All’Ama di Roma, altra partecipata comunale per la raccolta dei rifiuti, c’è il direttore generale che guadagna 220mila euro, poi dirigenti ben remunerati. Come la dott.ssa Giovanna Anelli, direttore del Servizio ricerca fondi per eco distretti dell’Ama, con i suoi 173mila euro e il responsabile Direzione Corporate dell’azienda della spazzatura romana, Leopoldo D’Amico, che guadagna 149mila euro. Cifre che non comprendono l’eventuale «componente variabili o legata alla valutazione del risultato», non previste nel 2013. Solo 140mila euro, invece, per il numero uno di Zètema Progetto Cultura Srl (100% Comune di Roma), Albino Ruberti. Va meglio al direttore generale di Lazio Service Spa (Regione Lazio), Giuseppe Tota, con i suoi 156mila euro.
Ma non è che la cuccagna riguardi solo Roma. A Venezia il direttore generale del Casinò, una delle partecipate comunali, guadagna più della cancelliera tedesca Angela Merkel: 306mila euro l’anno. Un’altra partecipata veneziana, la Veritas Spa ha un direttore generale da 200mila euro l’anno. A Brescia, invece, il Comune vorrebbe applicare il tetto di 240mila euro ai vertici delle partecipate, che però rispondono picche. Come Brescia Mobilità, che non ne vuol sapere - come racconta il Giornale di Brescia - di tagliare lo stipendio di 300mila euro del suo direttore generale Marco Medeghini. Che ricoprendo in contemporanea anche le poltrone di direttore generale di Brescia Trasporti, direttore generale di Metro Brescia e amministratore delegato in Apam, secondo la società partecipata farebbe risparmiare stipendi al Comune, altro che abbassarlo. Segno evidente, lì come altrove, che portare i compensi alla cifra simbolo di 240mila euro non è così semplice. «I tetti sono inutili se poi si lascia che ogni ente locale costituisca nuove società senza controlli - dice Andrea Mazziotti, capogruppo di Scelta civica e promotore di un taglio alla giungla - Bisogna vietare il proliferare di queste società e chiudere quelle vuote o inutili che servono solo a creare poltrone».

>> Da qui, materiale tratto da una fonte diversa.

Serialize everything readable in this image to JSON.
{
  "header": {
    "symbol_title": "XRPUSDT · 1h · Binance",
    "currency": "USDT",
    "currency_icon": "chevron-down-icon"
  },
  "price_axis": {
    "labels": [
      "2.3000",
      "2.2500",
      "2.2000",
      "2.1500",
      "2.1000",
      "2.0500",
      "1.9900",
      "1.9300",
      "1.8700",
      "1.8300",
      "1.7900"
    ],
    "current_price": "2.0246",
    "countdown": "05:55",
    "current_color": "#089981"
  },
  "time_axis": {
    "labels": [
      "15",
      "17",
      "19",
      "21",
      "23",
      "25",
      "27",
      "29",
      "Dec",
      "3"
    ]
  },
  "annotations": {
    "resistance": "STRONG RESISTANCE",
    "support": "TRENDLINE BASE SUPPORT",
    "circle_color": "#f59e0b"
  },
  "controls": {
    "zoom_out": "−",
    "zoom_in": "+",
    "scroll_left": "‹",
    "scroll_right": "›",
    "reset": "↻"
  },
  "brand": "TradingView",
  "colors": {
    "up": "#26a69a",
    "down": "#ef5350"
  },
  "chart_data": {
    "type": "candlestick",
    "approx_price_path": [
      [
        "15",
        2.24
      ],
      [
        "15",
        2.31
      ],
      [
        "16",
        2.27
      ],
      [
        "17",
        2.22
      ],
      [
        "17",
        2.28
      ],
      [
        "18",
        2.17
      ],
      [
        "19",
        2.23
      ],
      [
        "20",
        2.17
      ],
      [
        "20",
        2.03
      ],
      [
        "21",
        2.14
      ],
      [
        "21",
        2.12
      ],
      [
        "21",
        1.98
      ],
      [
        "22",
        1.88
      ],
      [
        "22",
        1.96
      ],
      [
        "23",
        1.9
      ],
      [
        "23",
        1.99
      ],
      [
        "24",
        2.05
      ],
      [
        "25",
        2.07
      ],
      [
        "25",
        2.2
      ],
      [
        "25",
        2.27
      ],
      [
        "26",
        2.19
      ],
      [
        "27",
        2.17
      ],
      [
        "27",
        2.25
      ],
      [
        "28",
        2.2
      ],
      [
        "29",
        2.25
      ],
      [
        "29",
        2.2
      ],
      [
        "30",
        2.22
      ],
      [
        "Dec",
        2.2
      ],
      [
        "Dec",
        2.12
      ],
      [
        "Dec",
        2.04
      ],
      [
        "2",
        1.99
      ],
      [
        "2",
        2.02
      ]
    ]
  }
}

Non sempre si può sapere quanto guadagnano. Il presidente dell’Asia (rifiuti) di Napoli prende 60mila euro. E i dirigenti? La pagina (obbligatoria per legge) sulla trasparenza delle cariche aziendali e relativi stipendi della partecipata napoletana riporta questo messaggio: «Pagina in costruzione....Coming Soon». I compensi non rispecchiano le performance delle società, anche perché le nomine seguono logiche politiche più che di mercato. Molte partecipate sono in rosso, ma i compensi no. Il responsabile pianificazione di Finpiemonte Partecipazioni Spa, una delle partecipate della Regione Piemonte, prende 104mila euro, mentre la società ha perso nel 2013 15.563.486 euro (anche nel 2012 era in rosso, per 8 milioni).